4) Concepts provide certainty
Scientific knowledge, grounded as it is in
inductive reasoning (i.e. it studies concrete, particular things, rather than essences), leads to
probabilistic knowledge. Understanding, through the first act of the mind and thus knowledge of essences, leads to
certain knowledge. For example, saying all swans are white (a declaration of empirical, scientific, and thus only probabilistic, knowledge) can be disproven by the discovery of a black swan (which actually happened when John Latham traveled to Australia at the end of the eighteenth century). However, all triangles have three sides (or all swans are birds) are conceptual knowledge and thus provide certainty.
Any triangle we find,
anywhere in the universe (including any triangle we can even imagine) will necessarily have three sides. Even God Himself, in His omnipotent might, can't create a four or two-sided triangle, although he could create (and we could imagine) swans of any color. The certainty provided by
understanding concepts (i.e. knowing essences) allows us to reach definite conclusions, conclusions not dependent on seeing or experiencing everything that exists.
When I was discussing the
Kalam Cosmological Argument for the existence of God with atheists, a few of them wanted to dispute the first premise of my presentation of this argument, that everything that begins to exist has a cause for coming into existence outside itself. One atheist asked for evidence for this, hoping for something empirical. While empirical evidence tells us that nothing we have experienced has ever been caused for no reason, not having experienced everything that comes into being we can't conclude that
everything that comes into being has a cause. However,
understanding the essence of what it means to be a "caused thing" or "a thing that begins to exist" can lead exactly to the knowledge that it necessarily includes having a cause. This knowledge is
universally true, not because someone has experienced everything in the universe, but because
anyone can understand the
essence of "being-caused" to include, well, having a cause.

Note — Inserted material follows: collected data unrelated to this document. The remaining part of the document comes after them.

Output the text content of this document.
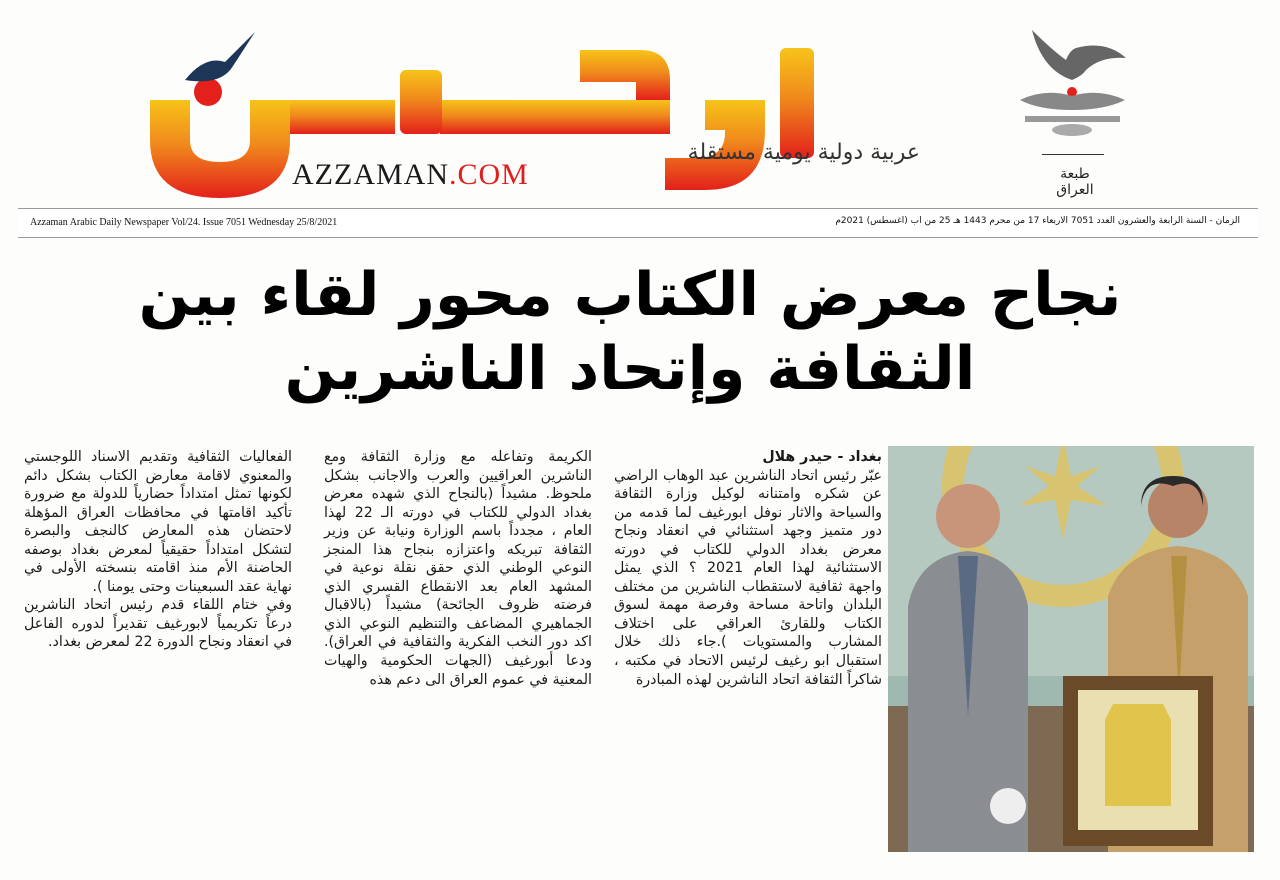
AZZAMAN.COM
عربية دولية يومية مستقلة
طبعة العراق
Azzaman Arabic Daily Newspaper Vol/24. Issue 7051 Wednesday 25/8/2021	الزمان - السنة الرابعة والعشرون العدد 7051 الاربعاء 17 من محرم 1443 هـ 25 من اب (اغسطس) 2021م
نجاح معرض الكتاب محور لقاء بين الثقافة وإتحاد الناشرين

بغداد - حيدر هلال

عبّر رئيس اتحاد الناشرين عبد الوهاب الراضي عن شكره وامتنانه لوكيل وزارة الثقافة والسياحة والاثار نوفل ابورغيف لما قدمه من دور متميز وجهد استثنائي في انعقاد ونجاح معرض بغداد الدولي للكتاب في دورته الاستثنائية لهذا العام 2021 ؟ الذي يمثل واجهة ثقافية لاستقطاب الناشرين من مختلف البلدان واتاحة مساحة وفرصة مهمة لسوق الكتاب وللقارئ العراقي على اختلاف المشارب والمستويات ).جاء ذلك خلال استقبال ابو رغيف لرئيس الاتحاد في مكتبه ، شاكراً الثقافة اتحاد الناشرين لهذه المبادرة

الكريمة وتفاعله مع وزارة الثقافة ومع الناشرين العراقيين والعرب والاجانب بشكل ملحوظ. مشيداً (بالنجاح الذي شهده معرض بغداد الدولي للكتاب في دورته الـ 22 لهذا العام ، مجدداً باسم الوزارة ونيابة عن وزير الثقافة تبريكه واعتزازه بنجاح هذا المنجز النوعي الوطني الذي حقق نقلة نوعية في المشهد العام بعد الانقطاع القسري الذي فرضته ظروف الجائحة) مشيداً (بالاقبال الجماهيري المضاعف والتنظيم النوعي الذي اكد دور النخب الفكرية والثقافية في العراق). ودعا أبورغيف (الجهات الحكومية والهيات المعنية في عموم العراق الى دعم هذه

الفعاليات الثقافية وتقديم الاسناد اللوجستي والمعنوي لاقامة معارض الكتاب بشكل دائم لكونها تمثل امتداداً حضارياً للدولة مع ضرورة تأكيد اقامتها في محافظات العراق المؤهلة لاحتضان هذه المعارض كالنجف والبصرة لتشكل امتداداً حقيقياً لمعرض بغداد بوصفه الحاضنة الأم منذ اقامته بنسخته الأولى في نهاية عقد السبعينات وحتى يومنا ).
وفي ختام اللقاء قدم رئيس اتحاد الناشرين درعاً تكريمياً لابورغيف تقديراً لدوره الفاعل في انعقاد ونجاح الدورة 22 لمعرض بغداد.
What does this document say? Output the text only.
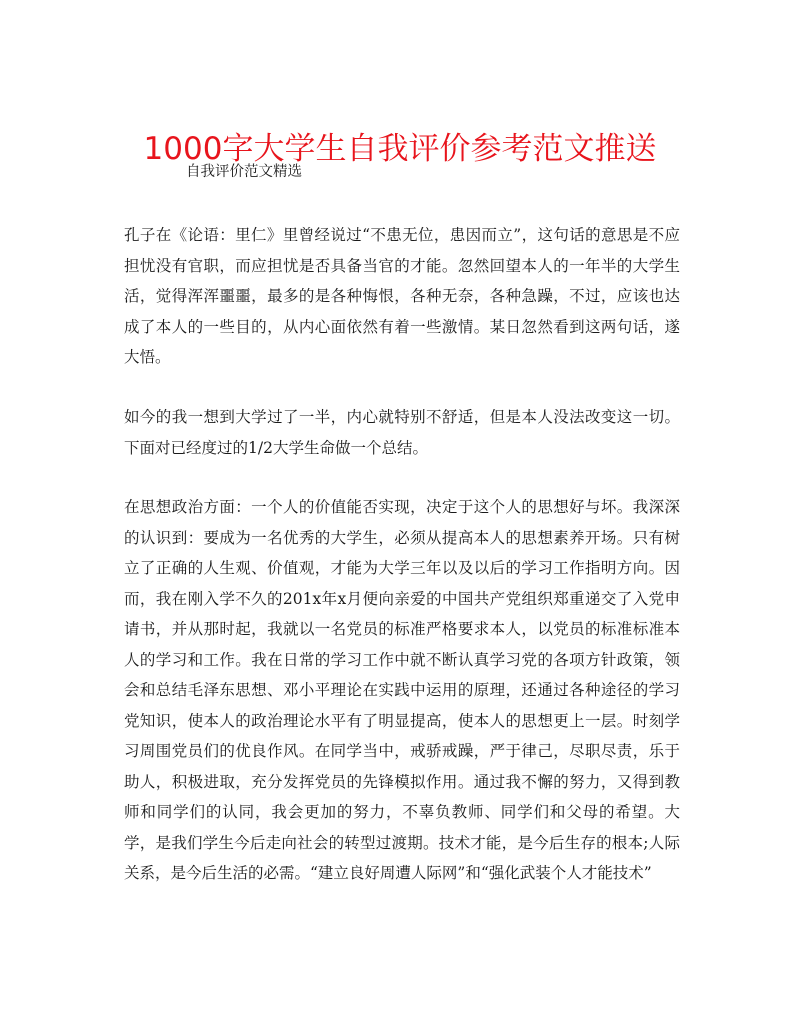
1000字大学生自我评价参考范文推送
自我评价范文精选

孔子在《论语：里仁》里曾经说过“不患无位，患因而立”，这句话的意思是不应担忧没有官职，而应担忧是否具备当官的才能。忽然回望本人的一年半的大学生活，觉得浑浑噩噩，最多的是各种悔恨，各种无奈，各种急躁，不过，应该也达成了本人的一些目的，从内心面依然有着一些激情。某日忽然看到这两句话，遂大悟。

如今的我一想到大学过了一半，内心就特别不舒适，但是本人没法改变这一切。下面对已经度过的1/2大学生命做一个总结。

在思想政治方面：一个人的价值能否实现，决定于这个人的思想好与坏。我深深的认识到：要成为一名优秀的大学生，必须从提高本人的思想素养开场。只有树立了正确的人生观、价值观，才能为大学三年以及以后的学习工作指明方向。因而，我在刚入学不久的201x年x月便向亲爱的中国共产党组织郑重递交了入党申请书，并从那时起，我就以一名党员的标准严格要求本人，以党员的标准标准本人的学习和工作。我在日常的学习工作中就不断认真学习党的各项方针政策，领会和总结毛泽东思想、邓小平理论在实践中运用的原理，还通过各种途径的学习党知识，使本人的政治理论水平有了明显提高，使本人的思想更上一层。时刻学习周围党员们的优良作风。在同学当中，戒骄戒躁，严于律己，尽职尽责，乐于助人，积极进取，充分发挥党员的先锋模拟作用。通过我不懈的努力，又得到教师和同学们的认同，我会更加的努力，不辜负教师、同学们和父母的希望。大学，是我们学生今后走向社会的转型过渡期。技术才能，是今后生存的根本;人际关系，是今后生活的必需。“建立良好周遭人际网”和“强化武装个人才能技术”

A classic example of certainty provided through knowing the essence of something is knowing that, one day, you will die, that you are mortal. You haven't experienced your own death, so we don't know of our own mortality through empirical science. However, by knowing that an essential part of human nature is to be mortal and by knowing that you are human, you know, certainly, that you will perish. We need not have experienced the death of every man to know "all men are mortal" is true and it isn't a tautology like "all black dogs are dogs" which we can know simply because the predicate is a part of the subject, rather we can know it through the first act of the mind -
understanding.
The Least You Need to Know
To distill all this to its essence:
- Humans are capable of understanding what-things-are through abstracting essences from concrete objects.
- Computer and animal intelligences cannot do this.
- Divine and angelic intelligences need not do this.
- Understanding produces concepts.
- Concepts are logically expressed in terms and linguistically expressed in words.
- Concepts and terms, unlike words, are not changeable or manmade.
- Concepts allow for certain knowledge, even of things we haven't immediately sensed.
- To make a good argument terms need to be clear and unambiguous.